One feature that sets this apart from other units is that the lens has a combination of LED lenses. One group is 120 degrees so the beam will illuminate the bottom of the pool and swimmers. The other group is 30 degrees so it can illuminate right across the pool to the far side. There are plenty of other beam options.
We-Ef has been making outdoor luminaires in Germany for over 50 years.
The model we tested was the ULC230 medium-beam spotlight with a 20W metal halide lamp and integral electronic gear. The complete underwater range includes 2W LED and 35W metal halide luminaires. In the same underwater family are 65W halogen models.
This is a surface-mount unit – it rests on the bottom of the pool rather than being mounted in a recess.
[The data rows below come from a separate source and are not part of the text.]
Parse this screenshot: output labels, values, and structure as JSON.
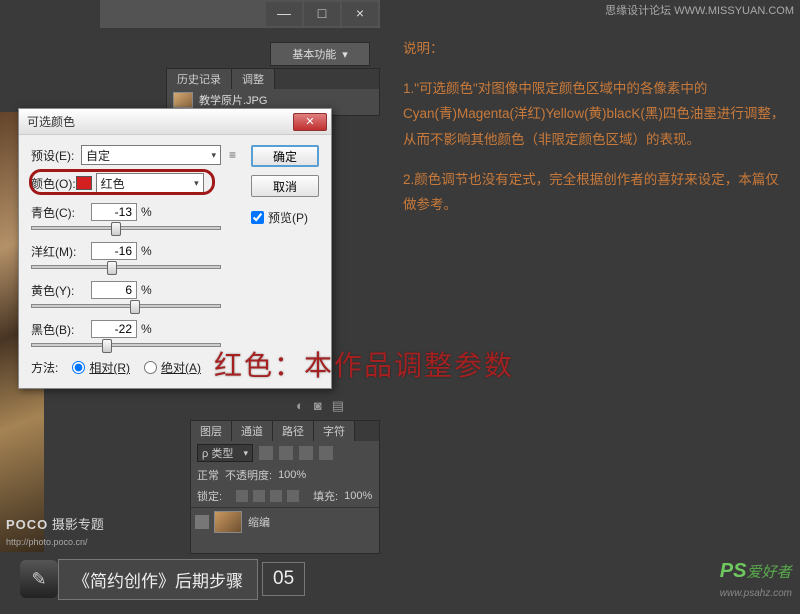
{
  "titlebar": {
    "min": "—",
    "max": "□",
    "close": "×"
  },
  "workspace_label": "基本功能",
  "history": {
    "tab1": "历史记录",
    "tab2": "调整",
    "item": "教学原片.JPG"
  },
  "dialog": {
    "title": "可选颜色",
    "ok": "确定",
    "cancel": "取消",
    "preview": "预览(P)",
    "preset_lbl": "预设(E):",
    "preset_val": "自定",
    "color_lbl": "颜色(O):",
    "color_val": "红色",
    "cyan_lbl": "青色(C):",
    "cyan_val": "-13",
    "mag_lbl": "洋红(M):",
    "mag_val": "-16",
    "yel_lbl": "黄色(Y):",
    "yel_val": "6",
    "blk_lbl": "黑色(B):",
    "blk_val": "-22",
    "pct": "%",
    "method_lbl": "方法:",
    "rel": "相对(R)",
    "abs": "绝对(A)"
  },
  "explain": {
    "heading": "说明：",
    "p1": "1.\"可选颜色\"对图像中限定颜色区域中的各像素中的Cyan(青)Magenta(洋红)Yellow(黄)blacK(黑)四色油墨进行调整，从而不影响其他颜色（非限定颜色区域）的表现。",
    "p2": "2.颜色调节也没有定式，完全根据创作者的喜好来设定，本篇仅做参考。"
  },
  "big_red": "红色：本作品调整参数",
  "layers": {
    "t1": "图层",
    "t2": "通道",
    "t3": "路径",
    "t4": "字符",
    "kind": "ρ 类型",
    "mode": "正常",
    "opacity_lbl": "不透明度:",
    "opacity_val": "100%",
    "lock_lbl": "锁定:",
    "fill_lbl": "填充:",
    "fill_val": "100%",
    "layer_name": "缩编"
  },
  "poco": {
    "brand": "POCO",
    "sub": "摄影专题",
    "url": "http://photo.poco.cn/"
  },
  "step": {
    "text": "《简约创作》后期步骤",
    "num": "05"
  },
  "wm1": "思缘设计论坛  WWW.MISSYUAN.COM",
  "wm2_brand": "PS",
  "wm2_text": "爱好者",
  "wm2_url": "www.psahz.com"
}
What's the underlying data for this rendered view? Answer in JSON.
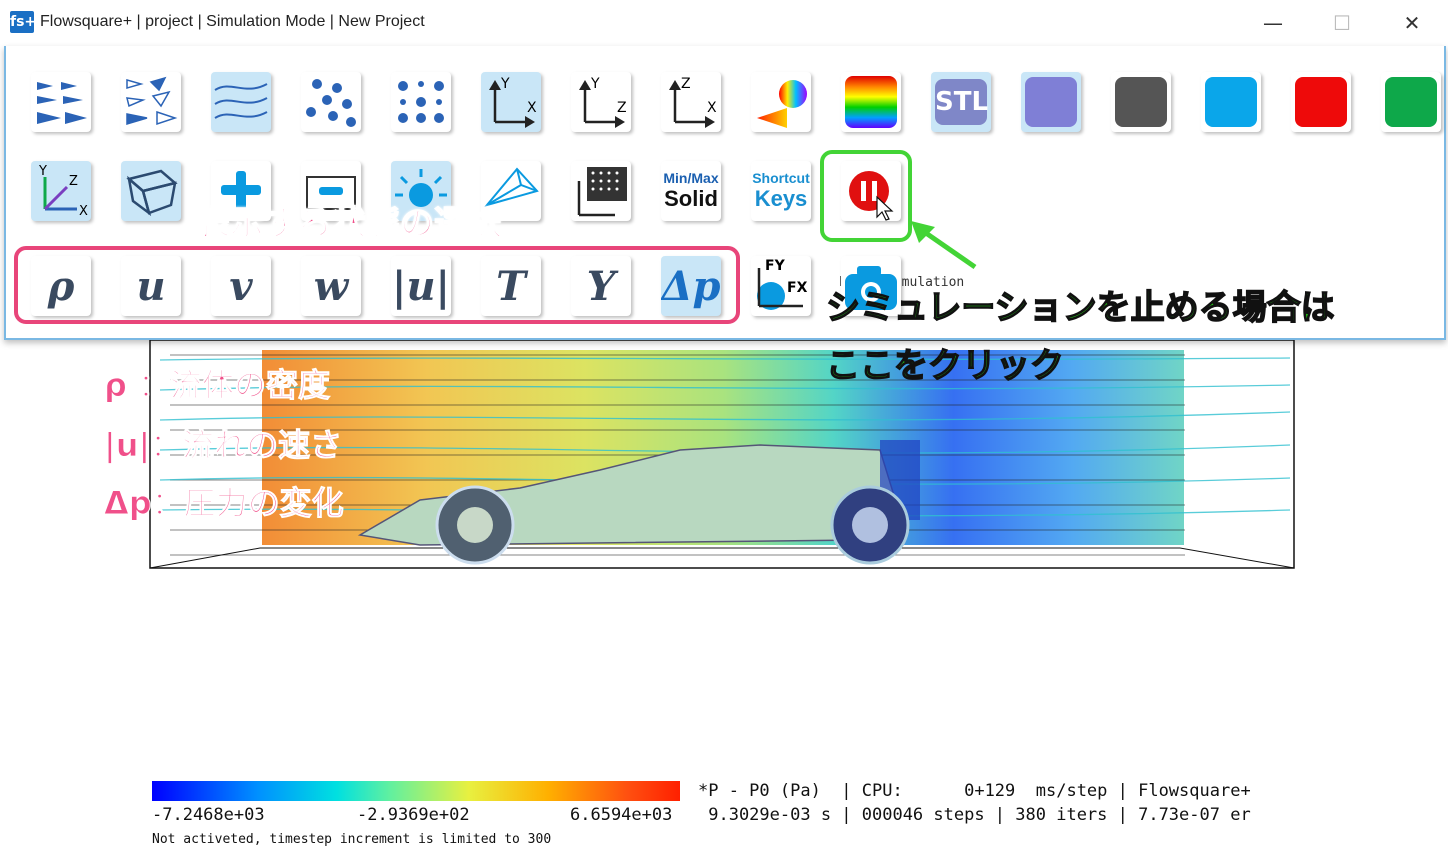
{
  "window": {
    "app_icon": "fs+",
    "title": "Flowsquare+ | project | Simulation Mode | New Project",
    "minimize": "—",
    "maximize": "☐",
    "close": "✕"
  },
  "toolbar": {
    "row1_icons": [
      "vector-arrows-icon",
      "vector-outline-arrows-icon",
      "streamline-icon",
      "particles-random-icon",
      "particles-grid-icon",
      "view-xy-icon",
      "view-yz-icon",
      "view-zx-icon",
      "colormap-icon",
      "color-gradient-icon",
      "stl-icon",
      "color-purple-icon",
      "color-gray-icon",
      "color-cyan-icon",
      "color-red-icon",
      "color-green-icon"
    ],
    "stl_label": "STL",
    "axis_labels": {
      "y": "Y",
      "x": "X",
      "z": "Z"
    },
    "minmax_line1": "Min/Max",
    "minmax_line2": "Solid",
    "shortcut_line1": "Shortcut",
    "shortcut_line2": "Keys",
    "pause_tooltip": "Pause simulation",
    "fy_label": "FY",
    "fx_label": "FX",
    "variables": [
      {
        "symbol": "ρ",
        "active": false
      },
      {
        "symbol": "u",
        "active": false
      },
      {
        "symbol": "v",
        "active": false
      },
      {
        "symbol": "w",
        "active": false
      },
      {
        "symbol": "|u|",
        "active": false
      },
      {
        "symbol": "T",
        "active": false
      },
      {
        "symbol": "Y",
        "active": false
      },
      {
        "symbol": "Δp",
        "active": true
      }
    ],
    "active_highlight_color": "#c9e6f7"
  },
  "annotations": {
    "select_state": "表示する状態の選択",
    "stop_sim_line1": "シミュレーションを止める場合は",
    "stop_sim_line2": "ここをクリック",
    "rho_desc": "ρ ：流体の密度",
    "u_desc": "|u|：流れの速さ",
    "dp_desc": "Δp：圧力の変化",
    "pink_color": "#e8457a",
    "green_color": "#43d436"
  },
  "colorbar": {
    "min": "-7.2468e+03",
    "mid": "-2.9369e+02",
    "max": "6.6594e+03"
  },
  "readout": {
    "line1": "*P - P0 (Pa)  | CPU:      0+129  ms/step | Flowsquare+",
    "line2": " 9.3029e-03 s | 000046 steps | 380 iters | 7.73e-07 er"
  },
  "status": "Not activeted, timestep increment is limited to 300"
}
It’s solid construction means it operates happily up to 10m below the surface. The thick front lens resists impacts of IK10.
This is a robust, compact product. It is only 170mm in diameter and 175mm deep, but it weighs over 6.5kg.
What is really nice about this unit is the beam. The intensity of the 16-degree beam reduces uniformly from the centre and it has a nice, clean edge. Coloured filters, baffles and linear spreader lenses are also available.